Ce ne sont que les premières images, prises par les Sentinel, satellites du système Copernicus. Géré conjointement par l'Agence spatiale européenne et la Commission européenne, ce programme a été initié à la fin des années 1990 pour observer la Terre de manière continue. Il sert aussi, régulièrement, lors de catastrophes naturelles.
Le 30 octobre, la présidente de la Commission européenne, Ursula von der Leyen, l'annonçait : "Les équipes de secours travaillent sans relâche pour sauver le plus grand nombre possible et l’Europe est prête à aider. Nous avons activé notre système satellite Copernicus pour aider à coordonner les équipes de secours et nous avons déjà proposé d'activer notre mécanisme de protection civile."
Le service Copernicus de gestion des urgences (CEMS) a été activé à 17 h 40, le 29 octobre. Il s'agit de la composante qui s'occupe des catastrophes naturelles. Contacté par la rédaction, Simone Dalmasso, chef d'équipe au CEMS, explique le fonctionnement de son service : "La composante de cartographie à la demande est un élément qui est demandé, en Europe, par les États membres chaque fois qu'il y a une catastrophe. Lorsque cela se produit, le service acquiert immédiatement une image satellite et analyse ces données dès que possible afin de fournir des informations opportunes pour soutenir la capacité nationale pendant la crise."
Ces images satellite sont actuellement analysées par nos experts
Dans ce cas précis, ce sont "des informations et des images satellitaires optiques à très haute résolution" qui ont été acquises par l'équipe de Copernicus. "L'acquisition a eu lieu aujourd'hui dans l'après-midi. Ces images satellite sont actuellement analysées par nos experts. Dans quelques heures, si ce n'est plus tôt, nous aurons une idée précise de l'étendue de l'événement et de la zone touchée," dévoile Simone Dalmasso.
Ces images couvrent une zone bien plus large qu'une image aérienne ou prise par un drone. Trois types de cartes peuvent être créés, à la demande des autorités, pour les aider durant une catastrophe naturelle :
- Des cartes de références, qui sont basées sur l'imagerie satellitaire acquise avant la catastrophe et sont souvent utilisées à des fins de comparaison, comme base de référence pour la création de produits post-urgence.
- Les cartes de délimitation, qui indiquent l'étendue de la zone touchée par l'événement.
- Des cartes d'évaluation des dégâts (estimant l'impact sur les infrastructures et les populations)

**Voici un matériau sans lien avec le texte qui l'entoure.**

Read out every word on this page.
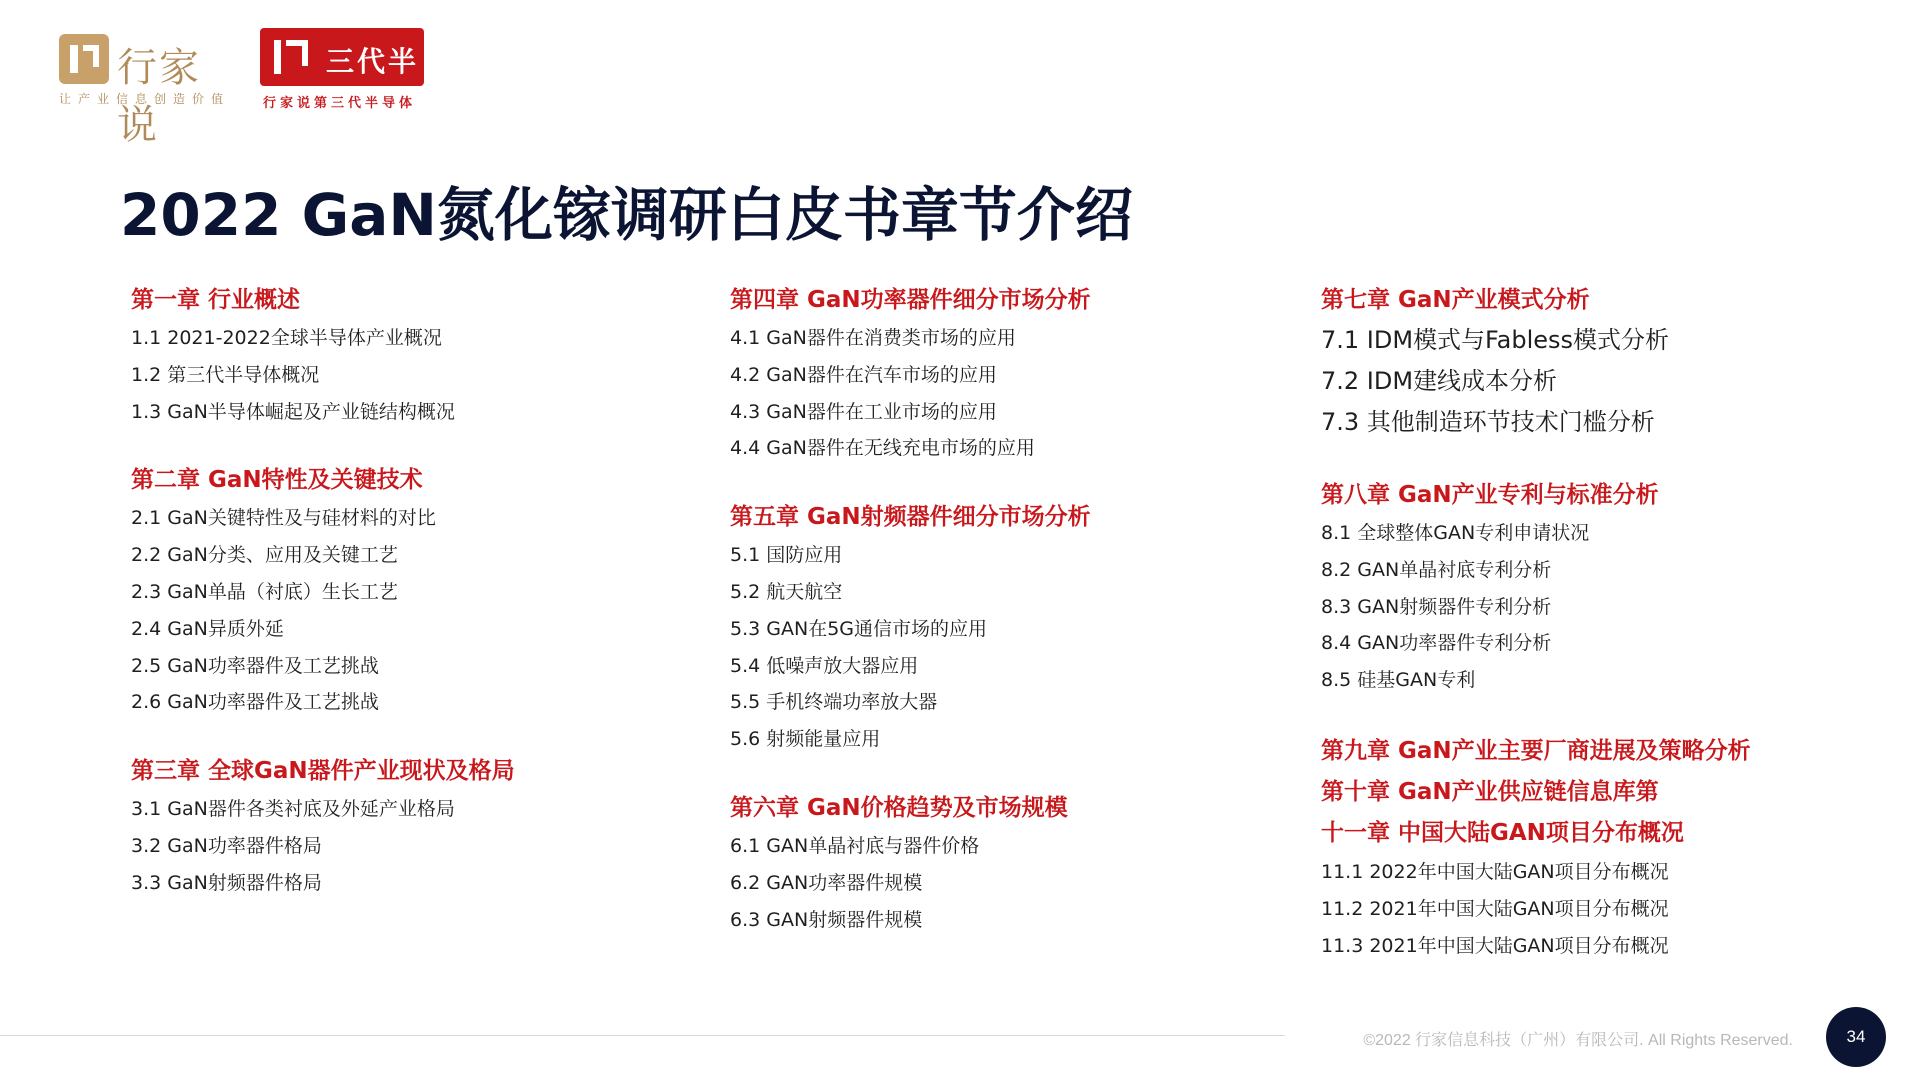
行家说
让产业信息创造价值
三代半
行家说第三代半导体
2022 GaN氮化镓调研白皮书章节介绍
第一章 行业概述
1.1 2021-2022全球半导体产业概况
1.2 第三代半导体概况
1.3 GaN半导体崛起及产业链结构概况
第二章 GaN特性及关键技术
2.1 GaN关键特性及与硅材料的对比
2.2 GaN分类、应用及关键工艺
2.3 GaN单晶（衬底）生长工艺
2.4 GaN异质外延
2.5 GaN功率器件及工艺挑战
2.6 GaN功率器件及工艺挑战
第三章 全球GaN器件产业现状及格局
3.1 GaN器件各类衬底及外延产业格局
3.2 GaN功率器件格局
3.3 GaN射频器件格局
第四章 GaN功率器件细分市场分析
4.1 GaN器件在消费类市场的应用
4.2 GaN器件在汽车市场的应用
4.3 GaN器件在工业市场的应用
4.4 GaN器件在无线充电市场的应用
第五章 GaN射频器件细分市场分析
5.1 国防应用
5.2 航天航空
5.3 GAN在5G通信市场的应用
5.4 低噪声放大器应用
5.5 手机终端功率放大器
5.6 射频能量应用
第六章 GaN价格趋势及市场规模
6.1 GAN单晶衬底与器件价格
6.2 GAN功率器件规模
6.3 GAN射频器件规模
第七章 GaN产业模式分析
7.1 IDM模式与Fabless模式分析
7.2 IDM建线成本分析
7.3 其他制造环节技术门槛分析
第八章 GaN产业专利与标准分析
8.1 全球整体GAN专利申请状况
8.2 GAN单晶衬底专利分析
8.3 GAN射频器件专利分析
8.4 GAN功率器件专利分析
8.5 硅基GAN专利
第九章 GaN产业主要厂商进展及策略分析
第十章 GaN产业供应链信息库第
十一章 中国大陆GAN项目分布概况
11.1 2022年中国大陆GAN项目分布概况
11.2 2021年中国大陆GAN项目分布概况
11.3 2021年中国大陆GAN项目分布概况
©2022 行家信息科技（广州）有限公司. All Rights Reserved.	34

"L'idée est de fournir des informations les plus précises possible au service d'intervention, comme une cartographie précise des zones touchées, de la situation au niveau des infrastructures par exemple, ou de l'importance de la population dans la zone impactée. Ces informations sont fournies le plus rapidement possible aux services de secours via des systèmes de transfert de données," complète Anne Orban, responsable du laboratoire de traitement de signal au Centre spatial de Liège.
Grâce aux différentes cartes fournies, les autorités peuvent évaluer l'ampleur de la catastrophe, mais aussi mieux planifier et coordonner les efforts de réponse. Il faut cependant du temps pour que ces données soient disponibles.
Ce soir, jeudi 31 octobre, les autorités espagnoles n'ont pas encore pu voir les images de Copernicus : "Il faut du temps pour que les satellites survolent la zone et pour que l'équipe d'experts l'analyse et fournisse les informations," justifie Simone Dalmasso, en précisant que la zone couverte est de 30 000 kilomètres.
Il s'agit de quantifier l'impact sur les infrastructures et les biens
Mais une fois obtenues, les informations de Copernicus seront particulièrement utiles : "Normalement, au début d'une activation pour des inondations en particulier, la première donnée importante à comprendre est l'étendue de l'événement, sa magnitude. C'est ce que le service de cartographie à la demande de Copernicus fournit actuellement. Demain, nous effectuerons également d'autres vols avec la composante aérienne, à très haute résolution, afin d'évaluer les dégâts. Il s'agit de quantifier l'impact sur les infrastructures et les biens," précise encore l'ingénieur.
Les images de Copernicus sont suffisamment précises pour observer l'ampleur des dégâts sur chaque immeuble ou infrastructure d'une zone donnée.
Les activités de Copernicus
Le Copernicus Emergency Management Service (CEMS) ne s'occupe, bien sûr, pas seulement des inondations, mais d'un large éventail de situations d'urgence résultant de catastrophes naturelles ou d'origine humaine, notamment les tremblements de terre, les tsunamis, les glissements de terrain, les tempêtes violentes, les incendies, les accidents industriels, les éruptions volcaniques et les crises humanitaires.
Ce service est disponible 24 h sur 24 pour tous les États membres de l'Union européenne, mais aussi pour la communauté internationale. Il est ainsi régulièrement activé lors de catastrophes de grande ampleur ou moyenne ampleur. C'était notamment le cas lors des inondations en Belgique en juillet 2021. Cette année, le "Rapid Mapping" a été activé 60 fois, dont 27 fois pour des inondations.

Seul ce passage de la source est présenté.